To avoid this problem, the trust can either provide for (i) a remainder interest to the grantor’s spouse, which would qualify for the unlimited marital deduction; or (ii) a contingent reversionary interest in the grantor’s estate or a contingent power to appoint trust funds to the grantor’s estate, which could be used to satisfy estate tax liability. The contingent reversionary interest also helps to reduce the value of the taxable gift to the beneficiaries at the inception of the trust.
F. Designating a Trustee
Under the grantor trust provisions, a grantor is treated as the owner of the trust assets for income tax purposes. Therefore, for income tax purposes, the choice of the grantor as trustee is inconsequential if not helpful. However, the effect of the choice of the grantor as trustee must also be considered for gift tax purposes.
Since the right of remainder beneficiaries to receive the trust principal at the conclusion of the trust term is vested and not subject to divestment, the initial gift would not generally be imperiled by the choice of the grantor as trustee. However, if the trust gives the grantor the discretion to sell the residence and distribute the trust funds to the grantor, this would result in an incomplete gift at the outset. Therefore, on balance, it is probably best that the grantor not be named trustee of the QPRT. However, the choice of the grantor’s spouse as trustee should pose few problems, as would the choice of a child as trustee or successor trustee. However, as the trustee’s duties are not merely ministerial, but require management of trust property, choosing a precocious 14 year old as trustee of a QPRT might be injudicious.
G. Generation-Skipping Transfer Tax
The retained interest in a QPRT causes an “estate tax inclusion period” (ETIP).

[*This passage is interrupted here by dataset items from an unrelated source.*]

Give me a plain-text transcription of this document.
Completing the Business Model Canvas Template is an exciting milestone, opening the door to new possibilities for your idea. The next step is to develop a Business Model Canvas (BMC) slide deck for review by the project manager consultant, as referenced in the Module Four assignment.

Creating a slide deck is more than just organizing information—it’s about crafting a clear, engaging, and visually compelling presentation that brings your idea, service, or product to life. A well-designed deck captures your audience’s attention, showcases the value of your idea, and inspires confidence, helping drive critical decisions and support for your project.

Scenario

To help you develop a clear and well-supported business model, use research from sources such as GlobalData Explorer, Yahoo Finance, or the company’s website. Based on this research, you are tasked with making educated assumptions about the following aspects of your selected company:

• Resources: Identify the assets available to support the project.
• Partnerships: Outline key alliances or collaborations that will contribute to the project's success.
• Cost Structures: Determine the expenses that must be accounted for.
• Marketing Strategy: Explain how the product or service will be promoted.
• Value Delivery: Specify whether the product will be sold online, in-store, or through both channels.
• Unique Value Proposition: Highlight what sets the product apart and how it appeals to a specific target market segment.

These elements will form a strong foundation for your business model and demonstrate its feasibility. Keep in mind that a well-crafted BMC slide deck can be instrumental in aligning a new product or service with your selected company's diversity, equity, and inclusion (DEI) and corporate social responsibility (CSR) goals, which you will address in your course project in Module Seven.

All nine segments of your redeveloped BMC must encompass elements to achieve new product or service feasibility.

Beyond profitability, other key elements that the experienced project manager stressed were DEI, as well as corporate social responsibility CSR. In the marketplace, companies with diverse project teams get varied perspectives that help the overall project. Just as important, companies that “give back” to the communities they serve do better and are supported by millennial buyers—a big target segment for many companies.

Therefore, any generation-skipping transfer tax exemption allocated to the QPRT will be based upon the value of the (appreciated) residence at the end of the trust term. In this respect, the QPRT has unfavorable GST tax attributes, but still no worse than if no trust had been utilized. (However, in contrast, the intentionally defective grantor trust does not suffer from this infirmity: the sale of assets to a grantor trust does not result in an ETIP.)
H. Possession after QPRT Term
The regulations now state that the grantor may not repurchase the residence from the QPRT. However, the regulations do not prohibit the grantor from continuing to reside in the residence if the grantor pays a fair rental price. The IRS has stated that the trust may even require the trustee to lease the residence to the grantor at the end of the trust term. Alternatively, the trust could also grant the term holder’s spouse a life estate in the residence following the trust term. Since the grantor is married to the spouse, inclusion in the gross estate should not occur under IRC §§2036 – 2038. See PLR 199906014.